It’s the ropes and the reins, and the joy and the pain, and they call the thing a rodeo.
|Sorry for the blurriness!|
This weekend we traveled up to Gordonsville to visit my best friend and go to the rodeo at Oakland Heights Farm. The rodeo is put on by BLM Bull & Rodeo Co. They put on some of Virginia’s finest professional bull riding events. And since my bff rides horses at this farm, we get to sit in the VIP section! That means we’re close enough to get the dirt kicked on us by the bulls while they’re in the arena. Oakland Heights plays host to the rodeo the second Saturday of every month from May to September.
|Bulls waiting in the pen to get the show on the road|
The evening started off with the first round of bull riding. They had 30 professionals and 10 amateurs, so we got to see a lot of action. They also had two junior bull riders who rode steers. I think they were 10 and 12 years old.
|One of the professional riders|
The rules are simple. Bull riders ride with one hand and cannot touch the bull or themselves with their free hand (the one they hold up in the air). Two judges give the bull and the cowboy each a score from 1-25, so 100 points would be the perfect ride. The main goal is to stay on for 8 seconds, and you only receive a score if you do so.
Pictured above is one of the judges from Saturday night. I think he looks EXACTLY like Robin Williams when he played Teddy Roosevelt in Night at the Museum:
Do you think so??? Either way, I think he does! I also took to referring to him at “Teddy” for the duration of the evening. Once they finished the first round of bull riding, they took a break. This is when the mutton busting takes place! Mutton busting is something for kids to do at rodeos, but instead of riding raging bulls they ride sheep. Most of them just lay on the sheep’s back and hang on for dear life, but a few will use a rope and ride the way the bull riders do (with one hand).
The picture is a total blur because the sheep just take off like a shot when the gate opens. The object is to stay on the longest and the top two kids won gift certificates. Here is a better picture (not from Saturday’s rodeo):
During the break they also had barrel racing. Barrel racing is judged solely by the clock, so fastest time wins. Riders complete a clover leaf pattern around three barrels (55-gal drums) set out in a triangle pattern in the arena. At the professional level it is an event for women.

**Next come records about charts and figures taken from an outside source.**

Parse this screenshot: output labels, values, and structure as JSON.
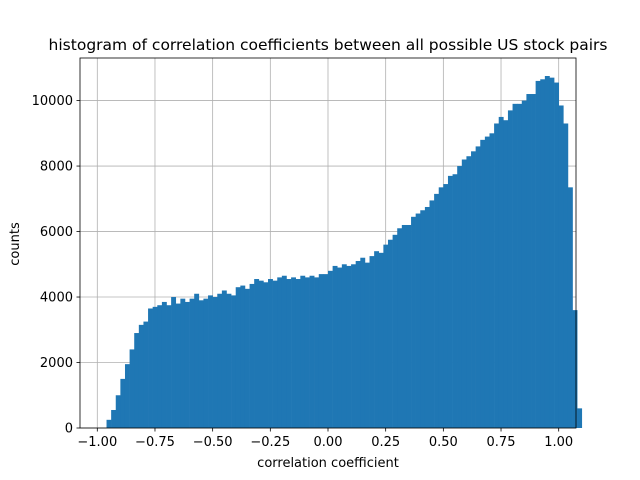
{
  "chart_data": {
    "type": "bar",
    "title": "histogram of correlation coefficients between all possible US stock pairs",
    "xlabel": "correlation coefficient",
    "ylabel": "counts",
    "xlim": [
      -1.075,
      1.075
    ],
    "ylim": [
      0,
      11300
    ],
    "grid": true,
    "bar_color": "#1f77b4",
    "bin_width": 0.02,
    "bin_start": -0.96,
    "xticks": [
      -1.0,
      -0.75,
      -0.5,
      -0.25,
      0.0,
      0.25,
      0.5,
      0.75,
      1.0
    ],
    "xtick_labels": [
      "−1.00",
      "−0.75",
      "−0.50",
      "−0.25",
      "0.00",
      "0.25",
      "0.50",
      "0.75",
      "1.00"
    ],
    "yticks": [
      0,
      2000,
      4000,
      6000,
      8000,
      10000
    ],
    "ytick_labels": [
      "0",
      "2000",
      "4000",
      "6000",
      "8000",
      "10000"
    ],
    "values": [
      250,
      550,
      1000,
      1500,
      1950,
      2400,
      2900,
      3150,
      3250,
      3650,
      3700,
      3750,
      3850,
      3750,
      4000,
      3800,
      3950,
      3850,
      3950,
      4100,
      3900,
      3950,
      4050,
      4000,
      4100,
      4200,
      4100,
      4050,
      4300,
      4350,
      4250,
      4400,
      4550,
      4500,
      4450,
      4550,
      4500,
      4600,
      4650,
      4550,
      4600,
      4550,
      4650,
      4600,
      4650,
      4600,
      4700,
      4700,
      4800,
      4950,
      4900,
      5000,
      4950,
      5000,
      5100,
      5200,
      5050,
      5250,
      5400,
      5350,
      5600,
      5750,
      5900,
      6100,
      6200,
      6200,
      6450,
      6550,
      6650,
      6750,
      6950,
      7150,
      7350,
      7450,
      7700,
      7750,
      8000,
      8200,
      8300,
      8450,
      8600,
      8800,
      8900,
      9000,
      9300,
      9500,
      9400,
      9700,
      9900,
      9900,
      10000,
      10200,
      10200,
      10600,
      10650,
      10750,
      10700,
      10550,
      9850,
      9300,
      7350,
      3600,
      600
    ]
  }
}
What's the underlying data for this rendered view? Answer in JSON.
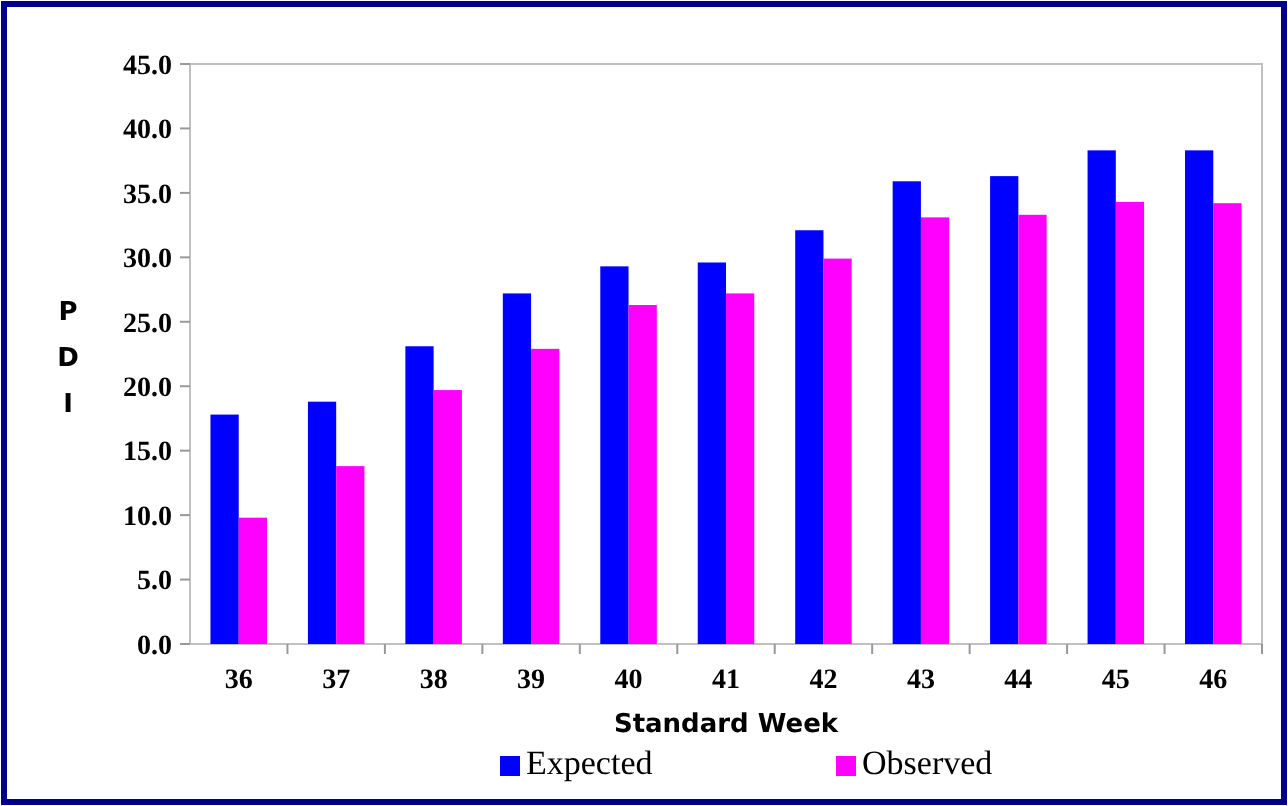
{
  "chart_data": {
    "type": "bar",
    "xlabel": "Standard Week",
    "ylabel": "PDI",
    "categories": [
      "36",
      "37",
      "38",
      "39",
      "40",
      "41",
      "42",
      "43",
      "44",
      "45",
      "46"
    ],
    "series": [
      {
        "name": "Expected",
        "color": "#0000ff",
        "values": [
          17.8,
          18.8,
          23.1,
          27.2,
          29.3,
          29.6,
          32.1,
          35.9,
          36.3,
          38.3,
          38.3
        ]
      },
      {
        "name": "Observed",
        "color": "#ff00ff",
        "values": [
          9.8,
          13.8,
          19.7,
          22.9,
          26.3,
          27.2,
          29.9,
          33.1,
          33.3,
          34.3,
          34.2
        ]
      }
    ],
    "ylim": [
      0,
      45
    ],
    "yticks": [
      {
        "value": 0,
        "label": "0.0"
      },
      {
        "value": 5,
        "label": "5.0"
      },
      {
        "value": 10,
        "label": "10.0"
      },
      {
        "value": 15,
        "label": "15.0"
      },
      {
        "value": 20,
        "label": "20.0"
      },
      {
        "value": 25,
        "label": "25.0"
      },
      {
        "value": 30,
        "label": "30.0"
      },
      {
        "value": 35,
        "label": "35.0"
      },
      {
        "value": 40,
        "label": "40.0"
      },
      {
        "value": 45,
        "label": "45.0"
      }
    ],
    "grid": false,
    "legend": "bottom"
  }
}
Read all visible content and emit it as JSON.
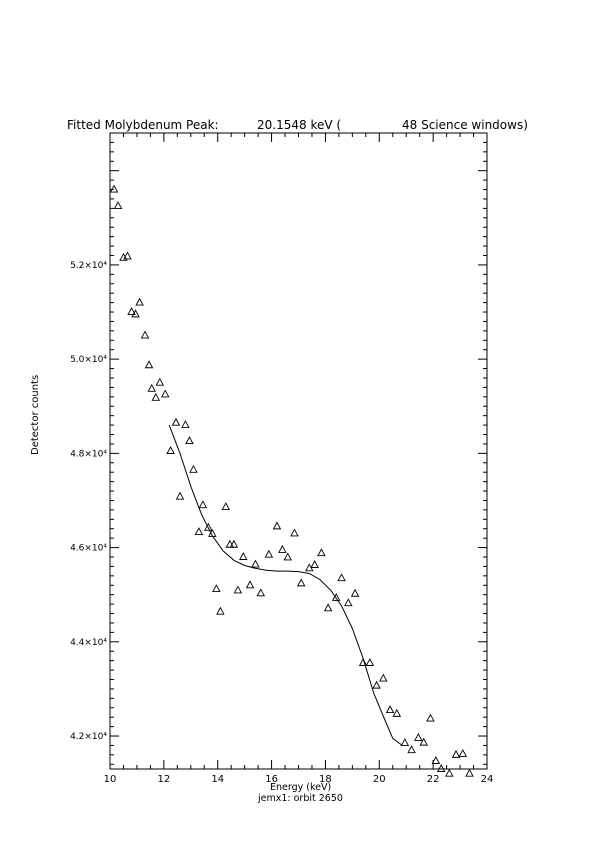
{
  "header": {
    "title_prefix": "Fitted Molybdenum Peak:",
    "energy": "20.1548 keV (",
    "windows": "48 Science windows)"
  },
  "footer": "jemx1: orbit 2650",
  "chart_data": {
    "type": "scatter",
    "xlabel": "Energy (keV)",
    "ylabel": "Detector counts",
    "xlim": [
      10,
      24
    ],
    "ylim": [
      41300,
      54800
    ],
    "x_ticks": [
      10,
      12,
      14,
      16,
      18,
      20,
      22,
      24
    ],
    "y_ticks": [
      {
        "value": 42000,
        "label": "4.2×10⁴"
      },
      {
        "value": 44000,
        "label": "4.4×10⁴"
      },
      {
        "value": 46000,
        "label": "4.6×10⁴"
      },
      {
        "value": 48000,
        "label": "4.8×10⁴"
      },
      {
        "value": 50000,
        "label": "5.0×10⁴"
      },
      {
        "value": 52000,
        "label": "5.2×10⁴"
      }
    ],
    "series": [
      {
        "marker": "triangle",
        "points": [
          [
            10.15,
            53600
          ],
          [
            10.3,
            53250
          ],
          [
            10.5,
            52150
          ],
          [
            10.65,
            52180
          ],
          [
            10.8,
            51000
          ],
          [
            10.95,
            50950
          ],
          [
            11.1,
            51200
          ],
          [
            11.3,
            50500
          ],
          [
            11.45,
            49870
          ],
          [
            11.55,
            49370
          ],
          [
            11.7,
            49180
          ],
          [
            11.85,
            49500
          ],
          [
            12.05,
            49250
          ],
          [
            12.25,
            48050
          ],
          [
            12.45,
            48650
          ],
          [
            12.6,
            47080
          ],
          [
            12.8,
            48600
          ],
          [
            12.95,
            48260
          ],
          [
            13.1,
            47650
          ],
          [
            13.3,
            46330
          ],
          [
            13.45,
            46900
          ],
          [
            13.65,
            46420
          ],
          [
            13.8,
            46290
          ],
          [
            13.95,
            45120
          ],
          [
            14.1,
            44640
          ],
          [
            14.3,
            46860
          ],
          [
            14.45,
            46060
          ],
          [
            14.6,
            46060
          ],
          [
            14.75,
            45090
          ],
          [
            14.95,
            45800
          ],
          [
            15.2,
            45200
          ],
          [
            15.4,
            45640
          ],
          [
            15.6,
            45030
          ],
          [
            15.9,
            45850
          ],
          [
            16.2,
            46450
          ],
          [
            16.4,
            45950
          ],
          [
            16.6,
            45790
          ],
          [
            16.85,
            46300
          ],
          [
            17.1,
            45240
          ],
          [
            17.4,
            45560
          ],
          [
            17.6,
            45630
          ],
          [
            17.85,
            45880
          ],
          [
            18.1,
            44710
          ],
          [
            18.4,
            44930
          ],
          [
            18.6,
            45350
          ],
          [
            18.85,
            44820
          ],
          [
            19.1,
            45020
          ],
          [
            19.4,
            43550
          ],
          [
            19.65,
            43550
          ],
          [
            19.9,
            43070
          ],
          [
            20.15,
            43220
          ],
          [
            20.4,
            42550
          ],
          [
            20.65,
            42470
          ],
          [
            20.95,
            41850
          ],
          [
            21.2,
            41700
          ],
          [
            21.45,
            41960
          ],
          [
            21.65,
            41860
          ],
          [
            21.9,
            42370
          ],
          [
            22.1,
            41470
          ],
          [
            22.3,
            41300
          ],
          [
            22.6,
            41200
          ],
          [
            22.85,
            41600
          ],
          [
            23.1,
            41620
          ],
          [
            23.35,
            41200
          ]
        ]
      },
      {
        "marker": "line",
        "points": [
          [
            12.2,
            48600
          ],
          [
            12.6,
            48000
          ],
          [
            13.0,
            47300
          ],
          [
            13.4,
            46700
          ],
          [
            13.8,
            46250
          ],
          [
            14.2,
            45930
          ],
          [
            14.6,
            45730
          ],
          [
            15.0,
            45620
          ],
          [
            15.4,
            45560
          ],
          [
            15.8,
            45520
          ],
          [
            16.2,
            45500
          ],
          [
            16.6,
            45500
          ],
          [
            17.0,
            45490
          ],
          [
            17.4,
            45450
          ],
          [
            17.8,
            45320
          ],
          [
            18.2,
            45090
          ],
          [
            18.6,
            44760
          ],
          [
            19.0,
            44280
          ],
          [
            19.4,
            43650
          ],
          [
            19.8,
            42900
          ],
          [
            20.2,
            42350
          ],
          [
            20.5,
            41950
          ],
          [
            20.85,
            41800
          ]
        ]
      }
    ]
  }
}
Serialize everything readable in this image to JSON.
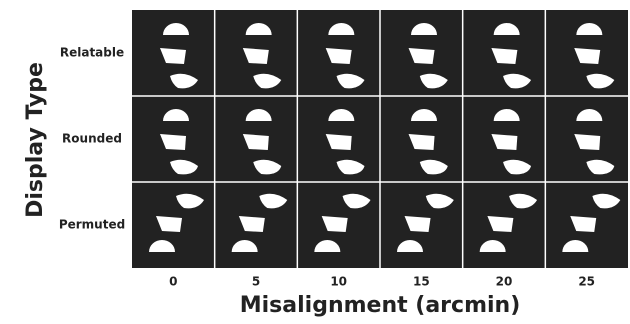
{
  "y_axis": {
    "title": "Display Type"
  },
  "x_axis": {
    "title": "Misalignment (arcmin)"
  },
  "rows": [
    "Relatable",
    "Rounded",
    "Permuted"
  ],
  "columns": [
    "0",
    "5",
    "10",
    "15",
    "20",
    "25"
  ]
}
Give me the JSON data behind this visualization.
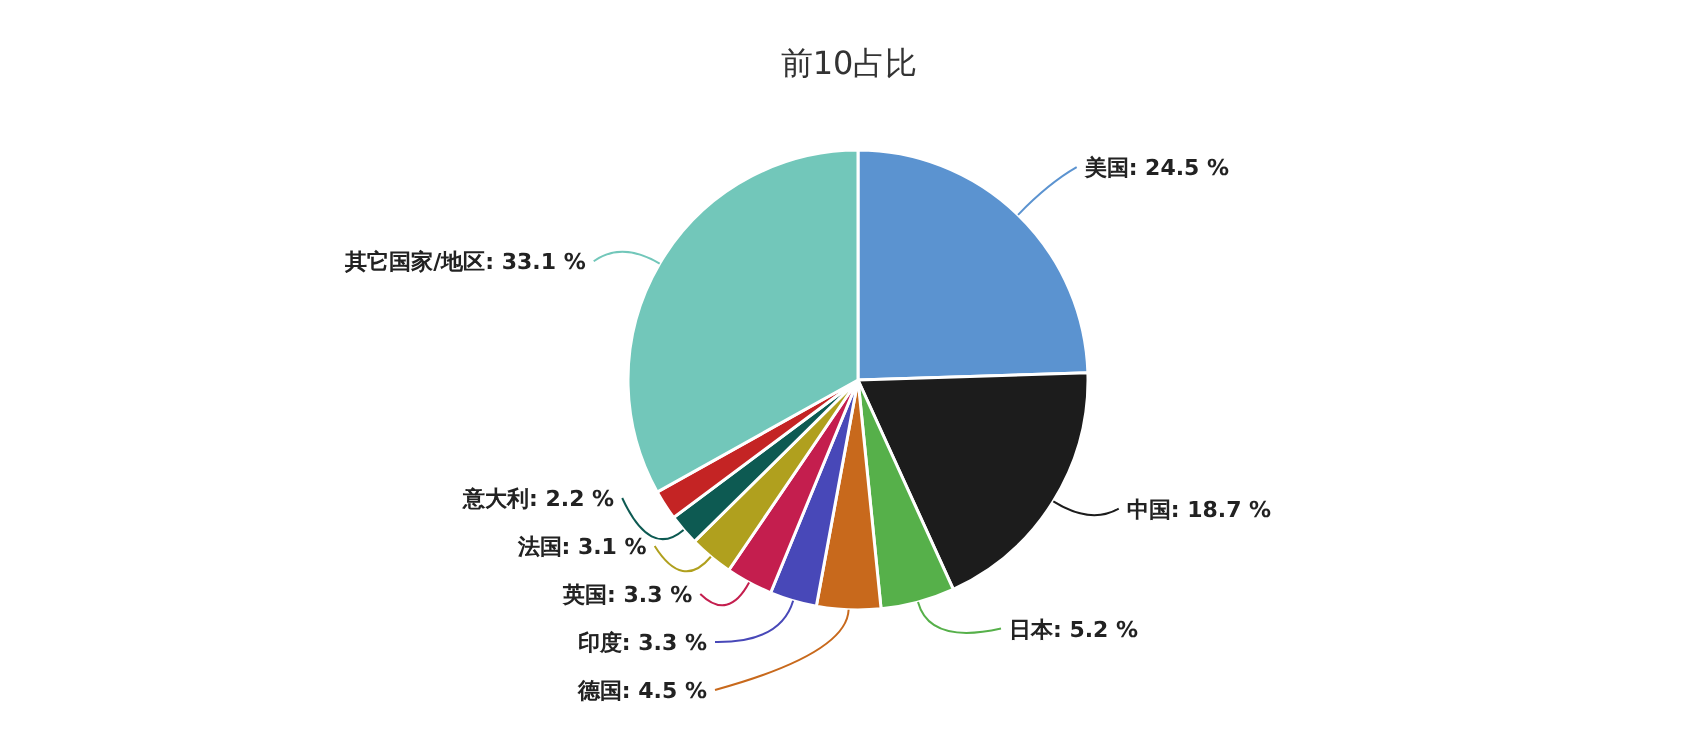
{
  "chart_data": {
    "type": "pie",
    "title": "前10占比",
    "categories": [
      "美国",
      "中国",
      "日本",
      "德国",
      "印度",
      "英国",
      "法国",
      "意大利",
      null,
      "其它国家/地区"
    ],
    "values": [
      24.5,
      18.7,
      5.2,
      4.5,
      3.3,
      3.3,
      3.1,
      2.2,
      2.1,
      33.1
    ],
    "colors": [
      "#5b93d0",
      "#1c1c1c",
      "#56b04a",
      "#c8691c",
      "#4848b8",
      "#c41e4e",
      "#b0a01e",
      "#0d5a52",
      "#c42424",
      "#72c7ba"
    ],
    "value_labels": [
      "24.5 %",
      "18.7 %",
      "5.2 %",
      "4.5 %",
      "3.3 %",
      "3.3 %",
      "3.1 %",
      "2.2 %",
      null,
      "33.1 %"
    ]
  }
}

|Again, sorry for the blurriness.|
Riders receive a 5 second penalty for each barrel they knock over. We also found out that riders are required to make it into the arena with their hat on. If it falls off during their run, that’s okay, but one of the girl’s hats fell off before she came in. The announcer gave her a warning at the end of the run and told her it was her only warning of the season. After the barrel racing, they moved into the short round for bull riding. The short round is where the top 6 riders get matched up against the top 6 bulls. It’s the championship round, and everyone wants to see who will win.
|Cowboys watching the final round|
Two riders rode for the full 8 seconds in the last round. I think one scored 92 and the other scored 80. In the first round the former scored 86 and the latter scored 80. They took first and second and earned their money. Barry and I had a great time together. He was especially happy because VIP tent = free food!
We try and go to the rodeo at least once each summer. We always bring our camper, which allows us to bring the dogs along (they don’t come to the rodeo, though). This was Scout’s first camping trip, so I wasn’t sure how she would do. She did really well and overall it wasn’t too bad with three dogs in the camper! Mainly because they all did this the entire time:
Have you ever been to the rodeo?
Doesn’t that judge look like Robin Williams from Night at the Museum??
If you have pets, do you take them with you when you travel?